While the Westminster Government may be less sympathetic to reform, how long would someone need to be resident in Scotland in order to qualify in Scotland? England and Wales would no doubt recognise Scottish paperwork — even ‘Gretna Green’ paperwork — as equivalent to our own, and come under pressure to mirror Scottish legislation. The juggernaut would spring back to life, putting three vulnerable groups at risk.

  • Women, who lose control of their own boundaries. If any male person can declare themselves to be a female person, those boundaries become meaningless. While few men would call themselves women just to access women’s spaces, those that would are the reason those boundaries are needed.
  • Children, who are told that they can choose their gender and — if they believe their body to be wrong — may end up railroaded into medical and surgical interventions. Children young enough to believe in the tooth fairy are not old enough to be put on a path that can lead to infertility, loss of sexual function, and medication for life.
  • Trans people who risk losing the goodwill we rely on. Attempts to change the law to our advantage by policing the words — and even the thoughts — of others will not end well for us. If the Scottish Government doesn’t see the problem, others will and those people may find popular support and rebuild society in a way that is genuinely unkind to us.

Consultations are not referenda. They are opportunities for people to pass on their wisdom and experience to inform decisions made by policy makers.

There is a debate, even among trans people. While Owl Fisher, for example, has spoken about a moral panic over transwomen using women-only services, Kristina Harrison empathised with women when she wrote: “Perhaps you can begin to understand the concerns of many women when it is increasingly being asserted in practice, if not fully in law, that simply identifying as a woman means being able to access women’s and girls’ private, formerly single-sex, spaces — toilets, rape-crisis centres and so on.”
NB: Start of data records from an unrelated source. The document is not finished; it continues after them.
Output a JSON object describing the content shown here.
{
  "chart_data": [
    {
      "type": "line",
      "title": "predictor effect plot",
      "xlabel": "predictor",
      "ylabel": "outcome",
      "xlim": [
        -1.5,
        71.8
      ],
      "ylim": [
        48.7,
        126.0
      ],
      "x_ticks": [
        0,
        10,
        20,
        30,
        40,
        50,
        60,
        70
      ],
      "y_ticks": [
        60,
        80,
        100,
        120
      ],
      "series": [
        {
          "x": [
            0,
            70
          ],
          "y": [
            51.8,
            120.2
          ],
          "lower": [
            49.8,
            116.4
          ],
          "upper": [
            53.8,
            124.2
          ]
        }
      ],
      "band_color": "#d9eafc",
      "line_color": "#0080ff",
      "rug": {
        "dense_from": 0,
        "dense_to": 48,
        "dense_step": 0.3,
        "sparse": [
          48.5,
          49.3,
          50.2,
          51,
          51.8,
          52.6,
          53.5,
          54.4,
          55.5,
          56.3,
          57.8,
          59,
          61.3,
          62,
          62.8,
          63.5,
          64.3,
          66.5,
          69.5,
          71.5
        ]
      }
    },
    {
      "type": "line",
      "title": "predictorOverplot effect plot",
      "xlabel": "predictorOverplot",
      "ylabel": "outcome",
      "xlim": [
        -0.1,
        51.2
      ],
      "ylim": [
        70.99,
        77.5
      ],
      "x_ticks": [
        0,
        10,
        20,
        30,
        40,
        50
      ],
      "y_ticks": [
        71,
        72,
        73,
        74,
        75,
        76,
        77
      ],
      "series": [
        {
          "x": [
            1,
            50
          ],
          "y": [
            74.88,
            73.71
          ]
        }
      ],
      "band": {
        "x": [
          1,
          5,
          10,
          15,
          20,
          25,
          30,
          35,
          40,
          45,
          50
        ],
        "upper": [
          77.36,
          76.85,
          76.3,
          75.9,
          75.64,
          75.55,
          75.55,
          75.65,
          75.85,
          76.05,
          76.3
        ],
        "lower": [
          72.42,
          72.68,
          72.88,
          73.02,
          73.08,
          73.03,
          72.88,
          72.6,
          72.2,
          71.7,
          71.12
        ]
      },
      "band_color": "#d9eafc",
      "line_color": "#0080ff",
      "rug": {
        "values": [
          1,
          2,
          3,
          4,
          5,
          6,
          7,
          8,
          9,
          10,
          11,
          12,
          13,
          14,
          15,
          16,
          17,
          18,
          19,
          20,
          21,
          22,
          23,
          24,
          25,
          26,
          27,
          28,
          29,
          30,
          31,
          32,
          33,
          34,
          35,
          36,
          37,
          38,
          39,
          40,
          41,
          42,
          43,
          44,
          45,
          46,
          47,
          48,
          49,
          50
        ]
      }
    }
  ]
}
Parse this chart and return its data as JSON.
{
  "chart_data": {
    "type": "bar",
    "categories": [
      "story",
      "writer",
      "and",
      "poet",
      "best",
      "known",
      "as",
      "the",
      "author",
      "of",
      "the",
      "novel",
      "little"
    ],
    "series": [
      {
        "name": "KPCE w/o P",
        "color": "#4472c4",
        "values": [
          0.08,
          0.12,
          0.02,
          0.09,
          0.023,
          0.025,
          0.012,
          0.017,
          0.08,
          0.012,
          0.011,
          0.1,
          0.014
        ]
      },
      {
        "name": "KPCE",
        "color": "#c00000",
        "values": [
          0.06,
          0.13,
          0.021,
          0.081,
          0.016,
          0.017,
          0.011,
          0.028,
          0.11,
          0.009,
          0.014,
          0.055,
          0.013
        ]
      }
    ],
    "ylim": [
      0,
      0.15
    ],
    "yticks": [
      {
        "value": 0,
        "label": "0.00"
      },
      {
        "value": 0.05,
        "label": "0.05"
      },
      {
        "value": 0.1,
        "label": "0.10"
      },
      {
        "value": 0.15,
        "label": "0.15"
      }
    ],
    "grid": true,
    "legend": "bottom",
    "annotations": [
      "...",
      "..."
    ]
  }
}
Decisions need to take place in openness and transparency, and following widespread consultation. We can all have an opinion on something as fundamental as what it means to be a man or a woman. Is it determined by our sex, or is it a feeling in our heads? The consultation is open until 17 March, and it’s vital that we all have our say to ensure Scotland gets this right. If Scotland revises the law to allow anyone to change their legal sex, just because they want to, women, children and trans people all become hostages to fortune.

Meanwhile, 14 years after Yogyakarta, policymakers across the world will be watching Scotland weather the storm.


Debbie Hayton is a teacher and a transgender campaigner.